Der Strahlenschutz mit seinen drei Grundsätzen „Rechtfertigung“, „Optimierung“ und „Dosisbegrenzung“ hätte direkte Konsequenzen für die Endlagerung. „Rechtfertigung“ bedeutet, dass bei der Nutzung/Erzeugung radioaktiver Stoffe eine Nutzen‑/Risikoabwägung zu machen ist. Da die Endlagerung mit einem hohen Risiko verbunden ist, insbesondere wenn man die Unsicherheiten und das Nichtwissen bei der notwendigen Prognose über mehrere Millionen Jahre berücksichtigt, spielt der Nutzen eine wesentliche Rolle. Wenn die hier im StandAG gefundenen Regelungen für den Atommüll bis zum vereinbarten Ausstieg gelten, so gelten sie nicht für eventuell neu produzierten Atommüll. Dafür sind dann gesonderte Regelungen mit höheren Anforderungen zu finden, da sie unter einer anderen Rechtfertigung stehen.
Der Grundsatz „Optimierung“ führt bei der Priorität für geologische Barrieren bei der Endlagerung zwingend zu einer komparativen Suche nach möglichst guten geologischen Situationen. Da geologische Situationen ortsfest sind, bleibt nur eine komparative Standortsuche als einzige Möglichkeit. Dies wurde gerade von den Industrievertretern in der Kommission immer wieder bestritten.
Der Strahlenschutzgrundsatz „Dosisbegrenzung“ ist bei der Endlagerung nicht anwendbar. Er beinhaltet ja immer einen Vergleich einer Zusatzdosis mit einem gesellschaftlich festgelegten Grenzwert, der eine gewisse Schädigung im Vergleich zum Nutzen zulässt.

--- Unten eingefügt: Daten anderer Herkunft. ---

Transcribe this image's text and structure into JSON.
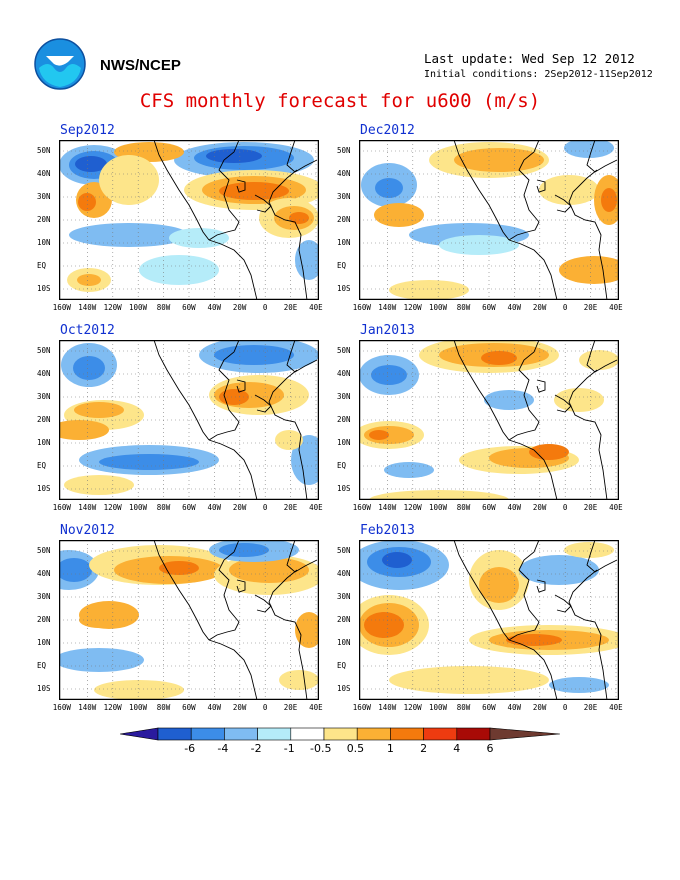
{
  "header": {
    "agency": "NWS/NCEP",
    "last_update": "Last update: Wed Sep 12 2012",
    "initial_conditions": "Initial conditions: 2Sep2012-11Sep2012",
    "title": "CFS monthly forecast for u600 (m/s)"
  },
  "panels": [
    {
      "label": "Sep2012"
    },
    {
      "label": "Oct2012"
    },
    {
      "label": "Nov2012"
    },
    {
      "label": "Dec2012"
    },
    {
      "label": "Jan2013"
    },
    {
      "label": "Feb2013"
    }
  ],
  "axes": {
    "lat_labels": [
      "50N",
      "40N",
      "30N",
      "20N",
      "10N",
      "EQ",
      "10S"
    ],
    "lon_labels": [
      "160W",
      "140W",
      "120W",
      "100W",
      "80W",
      "60W",
      "40W",
      "20W",
      "0",
      "20E",
      "40E"
    ]
  },
  "colorbar": {
    "labels": [
      "-6",
      "-4",
      "-2",
      "-1",
      "-0.5",
      "0.5",
      "1",
      "2",
      "4",
      "6"
    ],
    "colors": [
      "#2a1a9e",
      "#1f5fd0",
      "#3c8de8",
      "#7fbcf2",
      "#b5ecf9",
      "#ffffff",
      "#fde58a",
      "#fbb034",
      "#f47a0d",
      "#ee3b10",
      "#a80a06",
      "#6e3a30"
    ]
  }
}
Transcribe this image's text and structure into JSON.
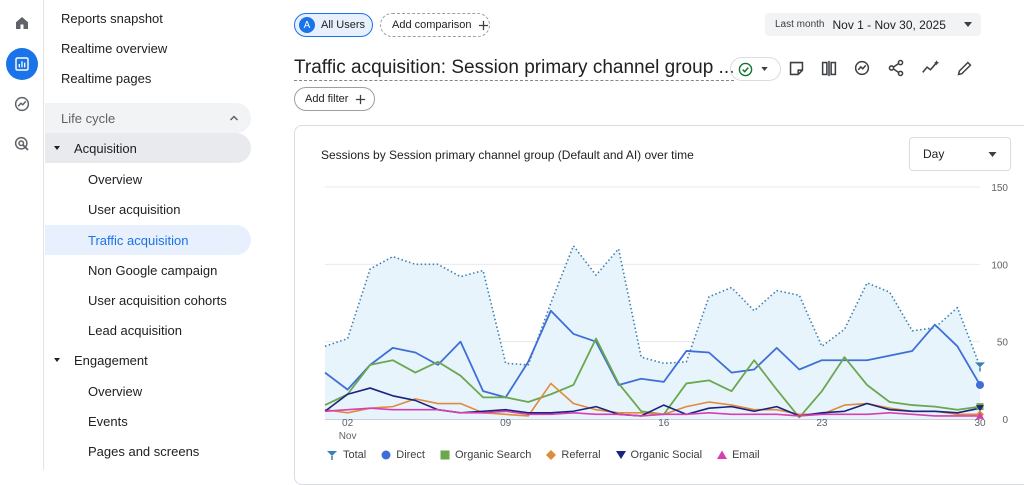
{
  "rail": {
    "icons": [
      "home-icon",
      "reports-icon",
      "explore-icon",
      "advertising-icon"
    ]
  },
  "sidebar": {
    "items": [
      {
        "label": "Reports snapshot"
      },
      {
        "label": "Realtime overview"
      },
      {
        "label": "Realtime pages"
      }
    ],
    "section": "Life cycle",
    "acquisition": {
      "label": "Acquisition",
      "children": [
        "Overview",
        "User acquisition",
        "Traffic acquisition",
        "Non Google campaign",
        "User acquisition cohorts",
        "Lead acquisition"
      ]
    },
    "engagement": {
      "label": "Engagement",
      "children": [
        "Overview",
        "Events",
        "Pages and screens"
      ]
    }
  },
  "header": {
    "segment_avatar": "A",
    "segment": "All Users",
    "add_comparison": "Add comparison",
    "date_prefix": "Last month",
    "date_range": "Nov 1 - Nov 30, 2025",
    "title": "Traffic acquisition: Session primary channel group ...",
    "add_filter": "Add filter"
  },
  "card": {
    "title": "Sessions by Session primary channel group (Default and AI) over time",
    "granularity": "Day"
  },
  "colors": {
    "total": "#3a7fb5",
    "direct": "#3f6fd6",
    "organic_search": "#6aa84f",
    "referral": "#e08a3c",
    "organic_social": "#1a237e",
    "email": "#d63fb0",
    "fill": "#e8f4fc",
    "accent": "#1a73e8"
  },
  "chart_data": {
    "type": "line",
    "title": "Sessions by Session primary channel group (Default and AI) over time",
    "x": [
      1,
      2,
      3,
      4,
      5,
      6,
      7,
      8,
      9,
      10,
      11,
      12,
      13,
      14,
      15,
      16,
      17,
      18,
      19,
      20,
      21,
      22,
      23,
      24,
      25,
      26,
      27,
      28,
      29,
      30
    ],
    "x_tick_labels": [
      "02",
      "Nov",
      "09",
      "16",
      "23",
      "30"
    ],
    "y_ticks": [
      "0",
      "50",
      "100",
      "150"
    ],
    "ylim": [
      0,
      150
    ],
    "series": [
      {
        "name": "Total",
        "values": [
          47,
          52,
          97,
          105,
          100,
          100,
          92,
          96,
          36,
          35,
          75,
          112,
          93,
          110,
          40,
          36,
          37,
          79,
          85,
          70,
          83,
          80,
          47,
          58,
          88,
          82,
          57,
          59,
          72,
          34
        ]
      },
      {
        "name": "Direct",
        "values": [
          30,
          19,
          35,
          46,
          43,
          35,
          50,
          18,
          14,
          37,
          70,
          55,
          50,
          22,
          26,
          24,
          44,
          43,
          30,
          32,
          46,
          32,
          38,
          38,
          38,
          41,
          44,
          61,
          47,
          22
        ]
      },
      {
        "name": "Organic Search",
        "values": [
          9,
          16,
          35,
          38,
          30,
          37,
          28,
          14,
          14,
          11,
          16,
          22,
          52,
          23,
          5,
          3,
          23,
          25,
          18,
          38,
          19,
          1,
          18,
          40,
          22,
          11,
          9,
          8,
          6,
          8
        ]
      },
      {
        "name": "Referral",
        "values": [
          6,
          4,
          7,
          8,
          13,
          10,
          10,
          4,
          3,
          2,
          23,
          10,
          6,
          4,
          4,
          3,
          8,
          11,
          9,
          6,
          6,
          3,
          3,
          9,
          10,
          7,
          5,
          5,
          3,
          3
        ]
      },
      {
        "name": "Organic Social",
        "values": [
          5,
          16,
          20,
          15,
          12,
          6,
          4,
          5,
          6,
          4,
          4,
          5,
          8,
          3,
          2,
          9,
          3,
          7,
          8,
          5,
          8,
          2,
          4,
          5,
          10,
          6,
          5,
          5,
          4,
          7
        ]
      },
      {
        "name": "Email",
        "values": [
          5,
          6,
          7,
          6,
          6,
          6,
          4,
          4,
          5,
          3,
          3,
          4,
          3,
          3,
          2,
          3,
          3,
          4,
          3,
          3,
          3,
          2,
          3,
          3,
          3,
          4,
          3,
          2,
          2,
          2
        ]
      }
    ],
    "legend": [
      "Total",
      "Direct",
      "Organic Search",
      "Referral",
      "Organic Social",
      "Email"
    ]
  }
}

Da aber eine Dosisprognose über mehrere Millionen Jahre nicht möglich ist, kann auch nicht mit einem Grenzwert verglichen werden. Die abgeschätzte Dosis über die nächsten Millionen Jahre kann aber wohl als Indikator beim Vergleich unterschiedlicher Standorte und Endlagersysteme verwendet werden. Die Absolutwerte sind hingegen bedeutungslos und können nicht zum Beenden der Suche nach Auffinden eines sogenannten sicheren Standorts herangezogen werden.
Geht man dann von den Strahlenschutzgrundsätzen zu der dadurch bestimmten kerntechnischen Sicherheit über, kommt man systematisch zu der Forderung nach Redundanz und Diversität geologischer Barrieren. Das heißt, die Forderung nach einer unabhängigen zweiten Barriere, wenn sie denn in der Geologie Deutschlands auffindbar ist, entspricht der Anwendung der kerntechnischen Sicherheit auf das Endlagerproblem. Hier gilt genau das Motto, das Herr Kanitz in Bezug auf die schützende Wirkung des Deckgebirges vertreten hat: „Mehr Schutz ist besser!“ Aber ein Abwägungskriterium zur Diversität fehlt.

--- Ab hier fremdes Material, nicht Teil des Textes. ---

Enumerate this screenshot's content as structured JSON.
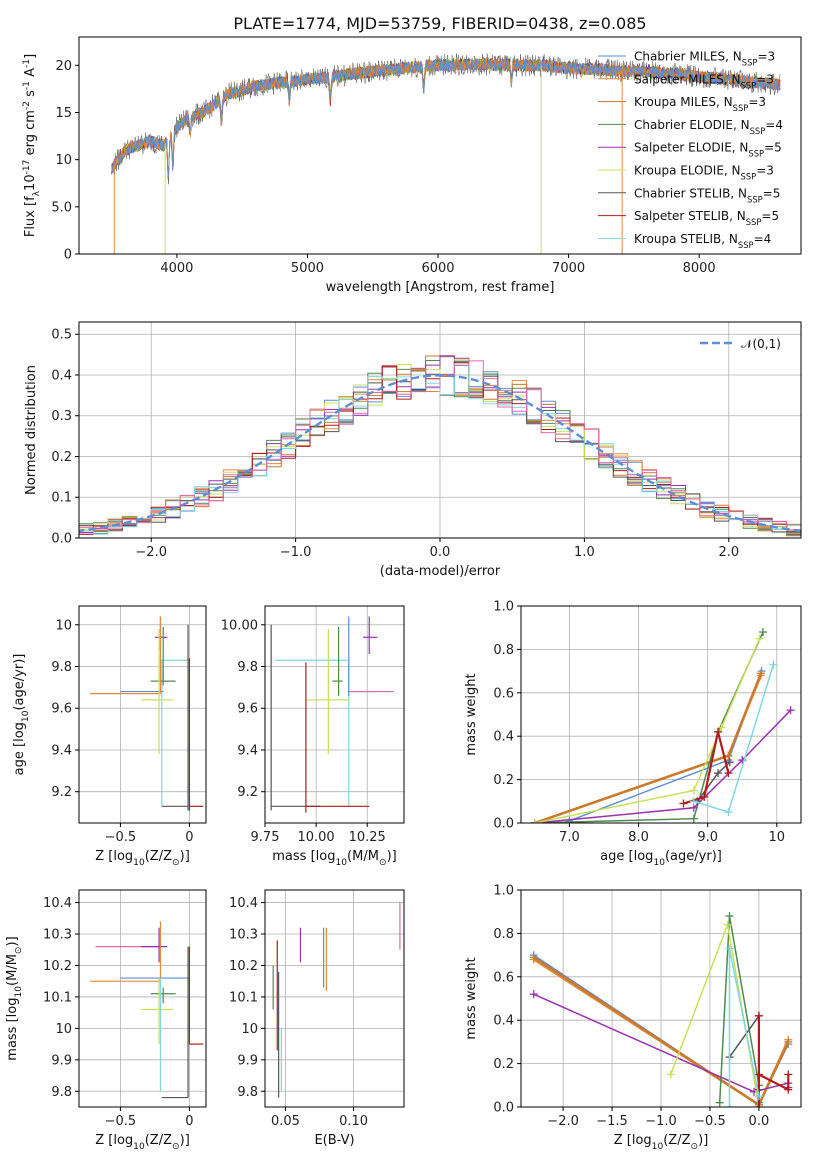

Weiterhin sind die gefundenen Kriterien für den Standortauswahlprozess in den meisten Fällen wissenschaftlich nicht wirklich nachvollziehbar. Es fehlen die Aussagen, welche Kriterien wie wissenschaftlich analytisch hergeleitet werden können, welche auf Expertenmeinungen beruhen und welche auf gesellschaftliche und damit politische Entscheidungen zurückzuführen sind.
Das größte Defizit ist die ungelöste Kristallinproblematik. Die Schwierigkeiten dieses Wirtsgesteins bei der Anwendung des Modells des einschlusswirksamen Gebirgsbereichs führten nicht zu einem systematischen Ansatz, sondern lediglich zu Formulierungskünsten, die bei der konkreten Suche schwer umzusetzen sind. Hinzu kommt die mangelhafte Datenlage bei Kristallingestein in Deutschland. Beide Punkte waren aus dem AkEnd bekannt und trotzdem hat die Kommission eine wirklich rationale und operationalisierbare Lösung weder gesucht noch gefunden.
Die Arbeit in der AG3 war hingegen geprägt von der ewigen Auseinandersetzung zwischen Niedersachsen, was zur Entlastung des Standorts Gorleben für eine Berücksichtigung aller drei Wirtsgesteine Salz, Ton und Kristallin gekämpft hat, und der Position des Industrievertreters, der den Standort Gorleben möglichst gut aussehen lassen wollte.
Es wurde weitgehend versäumt, entsprechend der Vorgabe im StandAG zur Einbeziehung von Gorleben eine faire Behandlung dieses Standorts beim Auswahlverfahren zu gewährleisten. Stichworte sind Veränderungssperre, Qualität und Dichte der geowissenschaftlichen Daten und vorläufige Sicherheitsanalyse bzw. ‑untersuchung.